My PhD project is about the numerical approximation of stochastic partial differential equations (SPDEs). In particular, using the mild stochastic calculus introduced by Da Prato, Jentzen and Röckner I prove weak convergence rates of the Milstein scheme for SPDEs. Weak convergence rates are necessary in many applications, for instance, when using a Multilevel Monte Carlo approach.

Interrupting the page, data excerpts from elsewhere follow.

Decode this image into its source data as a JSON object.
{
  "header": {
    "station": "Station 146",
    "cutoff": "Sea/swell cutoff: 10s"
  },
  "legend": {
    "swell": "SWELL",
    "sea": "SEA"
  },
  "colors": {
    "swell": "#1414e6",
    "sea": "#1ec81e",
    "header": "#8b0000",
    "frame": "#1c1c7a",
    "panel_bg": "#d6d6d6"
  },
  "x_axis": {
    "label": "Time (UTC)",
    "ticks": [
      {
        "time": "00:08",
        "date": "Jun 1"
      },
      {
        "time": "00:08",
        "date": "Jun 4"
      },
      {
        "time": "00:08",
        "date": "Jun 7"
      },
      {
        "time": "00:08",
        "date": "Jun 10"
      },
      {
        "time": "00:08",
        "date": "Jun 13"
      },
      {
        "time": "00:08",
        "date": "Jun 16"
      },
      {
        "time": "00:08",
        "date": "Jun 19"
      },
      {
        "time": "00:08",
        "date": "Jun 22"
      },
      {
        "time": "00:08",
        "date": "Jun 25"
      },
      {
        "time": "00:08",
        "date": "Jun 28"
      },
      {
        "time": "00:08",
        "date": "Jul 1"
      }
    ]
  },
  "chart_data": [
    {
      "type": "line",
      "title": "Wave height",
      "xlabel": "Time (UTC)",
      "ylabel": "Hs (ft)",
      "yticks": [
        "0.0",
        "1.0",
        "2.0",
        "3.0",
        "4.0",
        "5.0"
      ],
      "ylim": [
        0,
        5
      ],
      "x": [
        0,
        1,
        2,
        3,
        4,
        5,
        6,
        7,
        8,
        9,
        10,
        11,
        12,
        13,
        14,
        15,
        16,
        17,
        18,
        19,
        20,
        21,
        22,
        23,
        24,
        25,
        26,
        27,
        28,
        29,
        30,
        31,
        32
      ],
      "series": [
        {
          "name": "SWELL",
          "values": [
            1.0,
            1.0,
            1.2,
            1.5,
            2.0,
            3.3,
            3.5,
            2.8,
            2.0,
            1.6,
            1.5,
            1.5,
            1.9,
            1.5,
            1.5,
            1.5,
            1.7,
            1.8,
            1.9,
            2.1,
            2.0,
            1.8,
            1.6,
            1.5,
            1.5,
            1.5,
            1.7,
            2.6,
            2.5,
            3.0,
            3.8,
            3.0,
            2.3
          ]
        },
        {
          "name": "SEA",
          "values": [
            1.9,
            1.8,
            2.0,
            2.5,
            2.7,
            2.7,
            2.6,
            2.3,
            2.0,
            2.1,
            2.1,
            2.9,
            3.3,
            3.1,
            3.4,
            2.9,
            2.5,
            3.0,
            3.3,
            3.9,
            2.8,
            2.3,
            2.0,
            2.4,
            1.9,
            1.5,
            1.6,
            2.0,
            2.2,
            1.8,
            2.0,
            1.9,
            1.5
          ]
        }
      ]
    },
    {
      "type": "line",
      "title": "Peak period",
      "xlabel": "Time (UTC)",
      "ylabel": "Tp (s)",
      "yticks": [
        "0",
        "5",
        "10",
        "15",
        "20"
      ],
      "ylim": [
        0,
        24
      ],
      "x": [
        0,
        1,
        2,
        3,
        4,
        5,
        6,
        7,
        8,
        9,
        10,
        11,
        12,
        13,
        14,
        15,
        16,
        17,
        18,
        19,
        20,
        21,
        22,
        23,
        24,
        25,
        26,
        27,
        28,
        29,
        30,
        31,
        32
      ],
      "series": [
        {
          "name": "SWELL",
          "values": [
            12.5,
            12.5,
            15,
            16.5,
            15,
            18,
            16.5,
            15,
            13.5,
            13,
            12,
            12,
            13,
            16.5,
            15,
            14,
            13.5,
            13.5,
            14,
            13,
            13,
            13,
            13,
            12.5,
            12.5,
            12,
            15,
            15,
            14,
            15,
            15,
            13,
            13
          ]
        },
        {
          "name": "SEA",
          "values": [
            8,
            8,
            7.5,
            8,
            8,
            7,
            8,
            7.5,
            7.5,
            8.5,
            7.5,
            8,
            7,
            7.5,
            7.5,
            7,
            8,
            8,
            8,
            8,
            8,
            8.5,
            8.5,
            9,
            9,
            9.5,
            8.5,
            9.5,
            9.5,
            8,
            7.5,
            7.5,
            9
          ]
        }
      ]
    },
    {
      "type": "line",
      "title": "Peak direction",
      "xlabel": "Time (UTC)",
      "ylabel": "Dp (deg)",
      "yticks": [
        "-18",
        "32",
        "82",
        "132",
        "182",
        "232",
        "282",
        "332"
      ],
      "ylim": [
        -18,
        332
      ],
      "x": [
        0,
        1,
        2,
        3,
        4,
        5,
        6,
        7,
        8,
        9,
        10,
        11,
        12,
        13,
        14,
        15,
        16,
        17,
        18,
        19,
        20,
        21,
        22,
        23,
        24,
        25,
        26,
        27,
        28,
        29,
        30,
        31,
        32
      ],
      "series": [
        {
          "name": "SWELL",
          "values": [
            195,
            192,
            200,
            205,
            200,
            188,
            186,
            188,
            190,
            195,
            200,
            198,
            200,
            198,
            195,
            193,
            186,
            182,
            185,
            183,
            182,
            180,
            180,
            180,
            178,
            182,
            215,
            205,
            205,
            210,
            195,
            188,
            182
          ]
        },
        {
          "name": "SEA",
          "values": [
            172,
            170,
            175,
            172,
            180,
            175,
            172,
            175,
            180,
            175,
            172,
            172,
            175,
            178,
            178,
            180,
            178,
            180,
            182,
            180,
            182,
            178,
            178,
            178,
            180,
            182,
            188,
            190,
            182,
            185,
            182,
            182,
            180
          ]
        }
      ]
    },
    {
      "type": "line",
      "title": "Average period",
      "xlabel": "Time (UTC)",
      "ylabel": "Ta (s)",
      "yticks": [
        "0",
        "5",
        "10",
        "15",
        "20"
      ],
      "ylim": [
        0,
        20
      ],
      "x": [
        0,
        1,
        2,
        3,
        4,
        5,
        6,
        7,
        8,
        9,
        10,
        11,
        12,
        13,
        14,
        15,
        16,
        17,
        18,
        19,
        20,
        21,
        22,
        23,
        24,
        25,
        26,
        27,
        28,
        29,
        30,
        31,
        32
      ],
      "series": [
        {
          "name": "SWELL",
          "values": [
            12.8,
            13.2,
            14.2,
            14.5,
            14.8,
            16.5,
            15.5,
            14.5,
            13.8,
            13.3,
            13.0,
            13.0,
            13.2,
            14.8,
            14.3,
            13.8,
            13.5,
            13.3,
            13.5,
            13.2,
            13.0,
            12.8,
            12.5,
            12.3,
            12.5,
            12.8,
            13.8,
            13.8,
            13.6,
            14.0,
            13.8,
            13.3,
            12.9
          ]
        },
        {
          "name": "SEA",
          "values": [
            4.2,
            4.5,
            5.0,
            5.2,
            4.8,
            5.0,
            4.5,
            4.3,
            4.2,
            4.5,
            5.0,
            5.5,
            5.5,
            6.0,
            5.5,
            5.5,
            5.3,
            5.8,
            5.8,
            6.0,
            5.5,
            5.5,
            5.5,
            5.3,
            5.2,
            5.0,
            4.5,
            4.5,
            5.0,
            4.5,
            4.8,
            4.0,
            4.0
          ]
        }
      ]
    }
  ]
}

Very related to this is my second project about iterated stochastic integrals, which are an integral part of the Milstein scheme. Those are tricky to simulate and up to now everyone had to implement the algorithms themselves. More often than not, this led to the use of simpler but less efficient algorithms, as for example the Euler–Maruyama scheme. Sometimes variants of the Milstein scheme are implemented that are only valid for commutative noise, but are then erroneously also used in the non-commutative situation. Thus it is crucial to have a software package that provides the state-of-the-art algorithms. From this need arose the LevyArea package.

Papers

• Kastner, F., Rößler, A.: An analysis of approximation algorithms for iterated stochastic integrals and a Julia and MATLAB simulation toolbox. Numerical Algorithms 93, 27–66 (2023). (SpringerLink) (arXiv)

Talks

• Weak convergence of a Milstein scheme for SPDEs. Young Summer School on Stochastic Analysis, Växjö, 26.–29. June 2024. (Slides)

• Iterated Integrals — and how to simulate them. 18. Doktorand:innentreffen der Stochastik, Heidelberg, 21.–23. Aug. 2023. (Slides)

• Weak convergence of a Milstein scheme for SPDEs. SPDEvent, Bielefeld, 7.–9. Sept. 2022. (Slides)